The Chinese government has aided The Club of Rome’s cause by slowing down population growth, so that the world doesn’t run out of food, oil and trees or succumb to the devastating effects of global warming quite as soon as it might have. However, unless other major nations also begin taking action, then all China’s policy has done is given the world a few more years. One big nation in the East took one big step in 1978; it’s time one or more big nations in the West did so too.
However, as with all global problems, there is never an easy or practical solution. Could an international one-child policy be implemented? Not in a million years.
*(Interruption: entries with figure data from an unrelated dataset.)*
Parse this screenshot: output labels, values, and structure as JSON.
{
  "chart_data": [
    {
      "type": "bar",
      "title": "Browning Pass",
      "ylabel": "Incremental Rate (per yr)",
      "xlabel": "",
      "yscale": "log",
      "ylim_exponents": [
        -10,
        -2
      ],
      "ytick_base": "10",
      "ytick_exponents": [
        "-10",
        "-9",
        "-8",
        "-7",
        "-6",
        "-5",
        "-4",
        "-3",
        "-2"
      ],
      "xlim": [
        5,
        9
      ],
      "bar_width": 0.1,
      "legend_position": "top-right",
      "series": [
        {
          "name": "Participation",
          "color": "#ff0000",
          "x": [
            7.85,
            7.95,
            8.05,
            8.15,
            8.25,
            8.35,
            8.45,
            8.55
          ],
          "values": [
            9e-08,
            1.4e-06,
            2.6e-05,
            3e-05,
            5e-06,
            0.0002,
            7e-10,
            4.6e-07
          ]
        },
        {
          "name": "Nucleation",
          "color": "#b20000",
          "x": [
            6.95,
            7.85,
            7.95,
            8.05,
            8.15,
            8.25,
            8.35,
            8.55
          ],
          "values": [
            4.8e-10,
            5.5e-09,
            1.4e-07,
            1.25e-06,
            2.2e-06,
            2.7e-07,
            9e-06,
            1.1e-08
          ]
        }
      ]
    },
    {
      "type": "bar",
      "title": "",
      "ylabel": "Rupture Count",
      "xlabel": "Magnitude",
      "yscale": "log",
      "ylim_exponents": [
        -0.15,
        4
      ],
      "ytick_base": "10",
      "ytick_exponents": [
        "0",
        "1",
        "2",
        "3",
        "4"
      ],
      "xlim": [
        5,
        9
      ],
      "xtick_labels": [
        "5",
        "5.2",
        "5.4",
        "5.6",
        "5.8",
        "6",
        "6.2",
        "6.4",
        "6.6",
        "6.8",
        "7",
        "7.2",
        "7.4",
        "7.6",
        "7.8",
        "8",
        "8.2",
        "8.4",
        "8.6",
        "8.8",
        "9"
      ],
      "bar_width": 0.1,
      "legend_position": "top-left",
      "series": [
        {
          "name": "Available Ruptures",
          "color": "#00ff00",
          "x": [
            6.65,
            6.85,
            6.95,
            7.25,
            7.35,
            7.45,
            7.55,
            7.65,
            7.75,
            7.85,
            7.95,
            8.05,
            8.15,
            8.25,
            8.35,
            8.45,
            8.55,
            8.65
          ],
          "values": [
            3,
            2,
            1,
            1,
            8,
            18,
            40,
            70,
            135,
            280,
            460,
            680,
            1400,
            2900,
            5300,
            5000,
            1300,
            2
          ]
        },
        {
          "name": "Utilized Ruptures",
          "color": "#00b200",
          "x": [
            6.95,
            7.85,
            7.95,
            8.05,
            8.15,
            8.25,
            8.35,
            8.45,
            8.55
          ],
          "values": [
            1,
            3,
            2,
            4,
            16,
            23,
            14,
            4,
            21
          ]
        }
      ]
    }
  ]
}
Even if such an answer was viable (which it isn’t), it certainly wouldn’t be popular and only a very small group of countries would even test-drive it. The US would oppose it on the basis of infringing on liberties and the Pope wouldn’t even consider it, due to the probable consequence of an increase in abortions and the wider use of condoms. Are there any solutions other than some international law, however? In Freedom, the character Walter suggests that a huge propaganda campaign against reproduction should be initiated, with public advertisements condemning families with more than one or two children. He makes a comparison with the stigma of smoking nowadays and implies a repetition of this system. However, this idea seems meek and might even provoke a reactionary response in more capitalist societies, with families purposely breeding in larger amounts in order to defy the authoritarianism of controlling how many children people can have.
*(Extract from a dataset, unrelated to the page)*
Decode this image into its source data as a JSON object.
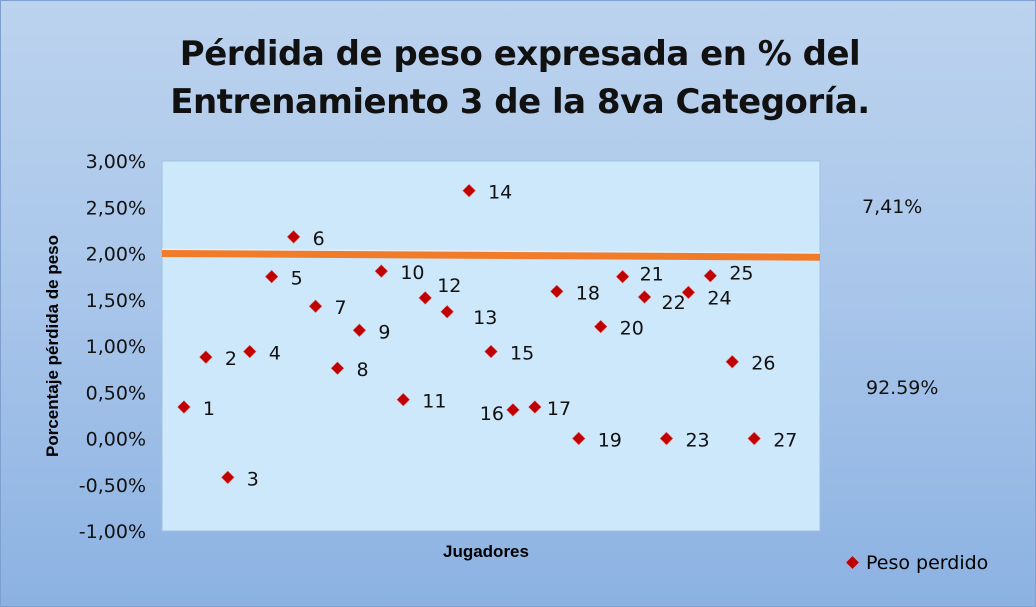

Nevertheless, something needs to be done. The world’s population currently stands at around 6.9bn, and the UN expects that by 2050 there will be over 9bn people living on the planet; more consuming, more polluting, more starving. The US population alone is expected to grow by 50% in the next 40 years and countries like Indonesia, Nigeria and Brazil are also expanding at unsustainable rates. If these facts and statistics aren’t tackled on a global scale, everything I have mentioned in the abstract will soon become reality. As The Club of Rome and Franzen’s Freedom have warned, unless we move on from the West’s contradictory belief in unlimited growth, whether by global warming or simply starving the world of its resources, we will destroy this planet and soon.